Médico de furadeira - A greve na saúde e uma entrevista com Frederico Paes
10/08/2019 21:05 - Atualizado em 10/08/2019 21:45
Eles pareceram oportunistas. Iniciam um movimento de greve alegando falta de condições de trabalho e corte de gratificações no mesmo momento a que são impostos a um sistema de ponto biométrico. As alterações na rotina, impostas por esse sistema, parece ter incomodado a classe médica. O caso já foi tratado aqui no Blog, logo no início do movimento (confira aqui e aqui).
A furadeira
Foto de rede social
Foto de rede social
Por outro lado, a falta de estrutura é mesmo visível a olho nu. A saúde em Campos apresenta uma condição de calamidade há bastante tempo (o que também atesta contra a credibilidade do movimento nesse momento), atestada por quem precisa usar o Sistema Único de Saúde (SUS) na cidade. Médicos são obrigados a conviver com falta de material básico para realizar cirurgias e atendimentos de pronto-socorro. Acabam tendo que decidir pela vida do paciente improvisando técnicas e adaptando equipamentos. Circula em rede social a foto de uma furadeira - daquelas de loja de departamento - suja de sangue, supostamente usada em uma cirurgia ortopédica. Fato confirmado veementemente por uma fonte. Além disso, como alegou o próprio presidente do sindicato dos médicos (entrevista aqui no Blog), o fato de terem sido afetados com um corte de metade de seus rendimentos, afeta diretamente a vida do profissional, que se programa financeiramente para usá-lo integralmente. Apesar de terem sido expostos, os médicos exercem uma das profissões mais importantes e desgastantes dentre todas. É preciso reconhecer as peculiaridades desse exercício e entendermos que a falta de condição de trabalho nessa área não afeta somente o profissional, mas a vida de quem dependente dele. E quando opera ou atende sem os instrumentos necessários põe em risco seu próprio profissionalismo e integridade. 

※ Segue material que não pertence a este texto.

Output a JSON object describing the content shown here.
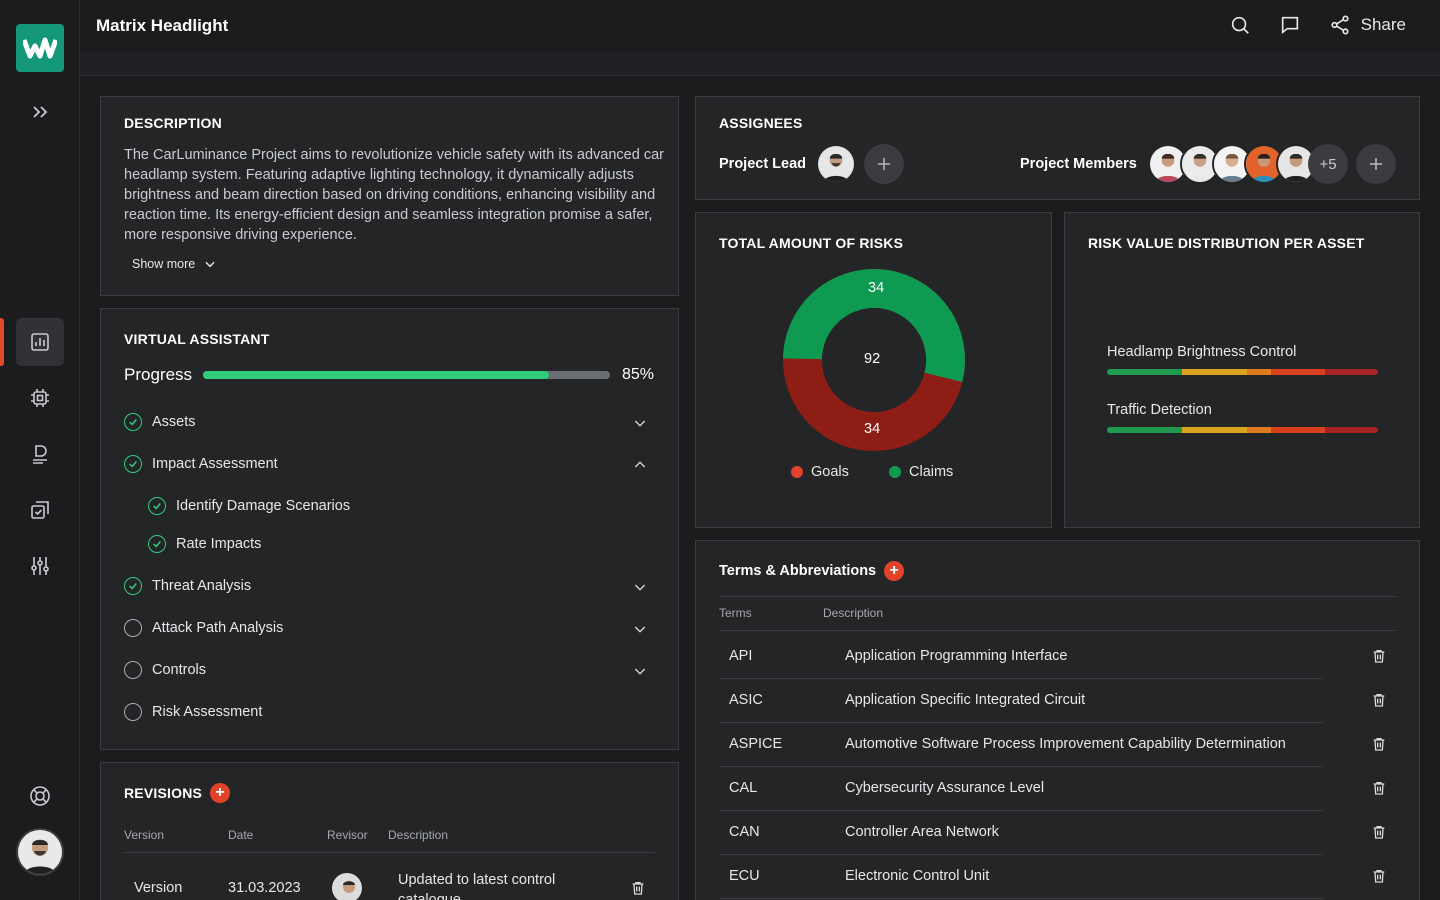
{
  "app": {
    "title": "Matrix Headlight"
  },
  "topbar": {
    "share_label": "Share"
  },
  "colors": {
    "accent": "#15987a",
    "green": "#2fcb7b",
    "red": "#e2412a",
    "donut_green": "#0f9a52",
    "donut_red": "#8e1d16"
  },
  "description": {
    "title": "DESCRIPTION",
    "text": "The CarLuminance Project aims to revolutionize vehicle safety with its advanced car headlamp system. Featuring adaptive lighting technology, it dynamically adjusts brightness and beam direction based on driving conditions, enhancing visibility and reaction time. Its energy-efficient design and seamless integration promise a safer, more responsive driving experience.",
    "show_more": "Show more"
  },
  "assistant": {
    "title": "VIRTUAL ASSISTANT",
    "progress_label": "Progress",
    "progress_value": "85%",
    "progress_fraction": 0.85,
    "steps": [
      {
        "label": "Assets",
        "done": true
      },
      {
        "label": "Impact Assessment",
        "done": true
      },
      {
        "label": "Identify Damage Scenarios",
        "done": true
      },
      {
        "label": "Rate Impacts",
        "done": true
      },
      {
        "label": "Threat Analysis",
        "done": true
      },
      {
        "label": "Attack Path Analysis",
        "done": false
      },
      {
        "label": "Controls",
        "done": false
      },
      {
        "label": "Risk Assessment",
        "done": false
      }
    ]
  },
  "revisions": {
    "title": "REVISIONS",
    "headers": [
      "Version",
      "Date",
      "Revisor",
      "Description"
    ],
    "rows": [
      {
        "version": "Version",
        "date": "31.03.2023",
        "description": "Updated to latest control catalogue"
      }
    ]
  },
  "assignees": {
    "title": "ASSIGNEES",
    "lead_label": "Project Lead",
    "members_label": "Project Members",
    "more_count": "+5"
  },
  "risks": {
    "title": "TOTAL AMOUNT OF RISKS",
    "total": "92",
    "claims_value": "34",
    "goals_value": "34",
    "legend": [
      "Goals",
      "Claims"
    ]
  },
  "distribution": {
    "title": "RISK VALUE DISTRIBUTION PER ASSET",
    "assets": [
      "Headlamp Brightness Control",
      "Traffic Detection"
    ]
  },
  "terms": {
    "title": "Terms & Abbreviations",
    "headers": [
      "Terms",
      "Description"
    ],
    "rows": [
      {
        "term": "API",
        "desc": "Application Programming Interface"
      },
      {
        "term": "ASIC",
        "desc": "Application Specific Integrated Circuit"
      },
      {
        "term": "ASPICE",
        "desc": "Automotive Software Process Improvement Capability Determination"
      },
      {
        "term": "CAL",
        "desc": "Cybersecurity Assurance Level"
      },
      {
        "term": "CAN",
        "desc": "Controller Area Network"
      },
      {
        "term": "ECU",
        "desc": "Electronic Control Unit"
      }
    ]
  }
}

O lado patronal está adorando
Como toda disputa grevista de amplo impacto, a narrativa predominante no imaginário popular vence o jogo. Até o presente momento os médicos perderam algumas batalhas. E tiveram todo espaço midiático e jornalístico para expor seus anseios legítimos (aqui), aqui no Blog inclusive (links acima). Embora a população ainda continue refém de uma saúde precária, tendo a prefeitura grande responsabilidade, a administração municipal em silêncio, deixa os médicos prejudicados por suas próprias fragilidades enquanto classe elitizada, corporativista e ciente das condições que agora reclamam, há algum tempo. Mas é preciso assumir as responsabilidades de ambos os lados e comunicar a população as ações que estão sendo tomadas no sentido de solução. 
Bolha de qualidade
Frederico Paes
Frederico Paes
É possível fazer melhor. A entrevista com Frederico Paes a seguir mostra isso. Paes é diretor presidente do Hospital Plantadores de Cana (HPC) e atualmente também preside o Sindicato dos Hospitais - Sindhnorte. Cita que “o ponto biométrico já deveria ter sido implantado há muito tempo” e que “campos tem 1300 médicos contratados, salvo engano, e em outros municípios que eu conheço tem uma quantidade muito menor de médicos em relação a população". 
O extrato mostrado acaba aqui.